Cigarette Butts, Melting Skin, and Madonna in Red: My Istanbul Museum Pilgrimage

Every corner you turn is a glimpse into the past. Buildings creak as the Bosphorus breeze brushes against cinder, whispering foreign tongues. Graffiti kisses stone, envision Michelangelo’s Madonna in Rouge Velvet Lipstick, shade 999 velvet. 

The wind carries aromas of burnt ‘kahve’ and powerful perfume. I jump off the boat, Karaköy. The seagulls put on a symphony, performing for the fishermen who fill their bellies. 

Black Mary Janes click-clack as I flow with the human traffic, slip left, step right. 

 

Left.

 

A street filled with taps. How functional is that? Over and under the bridge, I arrive at the door… 

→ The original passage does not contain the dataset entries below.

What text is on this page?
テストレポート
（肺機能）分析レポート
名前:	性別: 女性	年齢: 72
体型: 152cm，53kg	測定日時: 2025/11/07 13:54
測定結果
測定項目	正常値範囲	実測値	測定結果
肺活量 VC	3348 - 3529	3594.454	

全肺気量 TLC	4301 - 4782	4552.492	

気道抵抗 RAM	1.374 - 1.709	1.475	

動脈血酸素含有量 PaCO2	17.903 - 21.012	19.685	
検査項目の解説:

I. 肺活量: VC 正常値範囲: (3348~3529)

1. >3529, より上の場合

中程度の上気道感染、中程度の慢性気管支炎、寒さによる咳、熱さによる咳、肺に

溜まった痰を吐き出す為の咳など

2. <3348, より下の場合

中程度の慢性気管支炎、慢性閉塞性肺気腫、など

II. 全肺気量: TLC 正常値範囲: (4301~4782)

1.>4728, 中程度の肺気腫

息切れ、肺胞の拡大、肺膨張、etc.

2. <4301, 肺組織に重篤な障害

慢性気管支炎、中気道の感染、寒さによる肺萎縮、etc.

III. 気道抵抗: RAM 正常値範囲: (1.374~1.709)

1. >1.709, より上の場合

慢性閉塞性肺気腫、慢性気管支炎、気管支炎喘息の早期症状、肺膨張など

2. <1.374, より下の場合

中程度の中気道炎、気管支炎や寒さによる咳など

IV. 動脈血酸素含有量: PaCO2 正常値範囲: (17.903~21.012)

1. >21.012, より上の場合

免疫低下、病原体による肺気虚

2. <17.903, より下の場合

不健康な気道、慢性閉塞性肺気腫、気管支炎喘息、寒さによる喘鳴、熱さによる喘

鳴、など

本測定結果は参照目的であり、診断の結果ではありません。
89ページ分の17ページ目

Istanbul Museum of Modern Art


You can find a modern gem in a city fundamentally, characteristically embedded in history. On the first floor, you will find a library filled with books reflecting history, laid out as the cobblestone streets outside the modern glass box where you are situated. 

A scale of the glass box itself invites you to play god for a moment, tiny human figures below reflect your own position in time. The floors above are stained with the blood, sweat and tears of Turkish creators, expressed through string, paint, film, clay and unnameable materials.










And the thorn crown on top, quite literally, is the rooftop view: as your quiet wandering comes to an end, you are met by seagulls sunbathing in front of the Galata Tower. 

You are baptised in modernism, yet in every direction, history still watches.

Pera Museum

Beautifully curated, from modern to historical, time seems to pass one by as you wander from floor to floor.


You are introduced to fascinating, inspiring humans, such as Rákóczy Gizella. I got caught up in her symmetrical skins of colours, blended and isolated sections of intrigue. She coloured outside the lines without crossing a single line, unapologetically creating.

As I wandered, I stumbled on art that moved, played and predicted the future.

 


In stark contrast, you would find ladies painted, gossiping and dancing (seems like nothing much has changed) from times long forgotten. 


Basilica Cistern

Walk on water. As a frequent daydreamer, I can broad-chestedly announce that this is a theatrical, cinematic, archaic backdrop for any fantasy you fancy. Pieces of art illuminated in colours come alive as the strung strings of a cello echo off the arches.

 

 You can feel your lungs fill with thick particles, heavy as they carry water and the scent of yesteryear. It takes a moment to wrap your mind around who floated on those waters, figures with names dedicated to the stars, when humanity was tipping from beast to being.

And there you are, an insignificant modern mammal, admiring real brilliance, physical creation that withstood the literal test of time. There will be many more, admiring the connection of nations, the melting of minds and the sharing of life source (power).  

Arter

Astounding.

Astonishing

Awe-inspiring.

Amazed to say the least. All around, all together, ambient by art assembled with accurate attention. Possibly one of the best museums I have had the absolute honour to enter. Pieces placed perfectly, precision and possibly prestidigitation involved.

 

 I will attempt to articulate a room filled with chairs on a wall, a centre piece of stairs and melting skin dripping from a tub. I don’t know, go! Sex, Picasso, urinals decked out in crochet and Jesus as a crutch.

 

 Don’t forget to look up, spot the taxidermy monkey or the location of lust. I spent too many hours of my life in this building, yet it was not enough.  

The Museum of Innocence

I left this for last as I broke out in tears in this red building. Have you ever been inside a museum that is a museum of a museum of someone who was so in love that he collected every single cigarette bud his lover’s lips ever kissed?

Every object she touched would be displayed, a perfect depiction of her life, a documentation through the eyes of a soul so infatuated. When she died, he lived among her things, he lived among the memories he stole from the life she lived in the arms of another.

The Museum of Innocence is the masterpiece of Orhan Pamuk. Buy the book a month before you go. Get lost inside Kemal and Fusun’s story, fall in love with Istanbul through the eyes of the innocent. Dedication to craft.

This is the best.

Istanbul is a treasure trove of art, I hope you discover some, more, abundance of beauty that touches your being.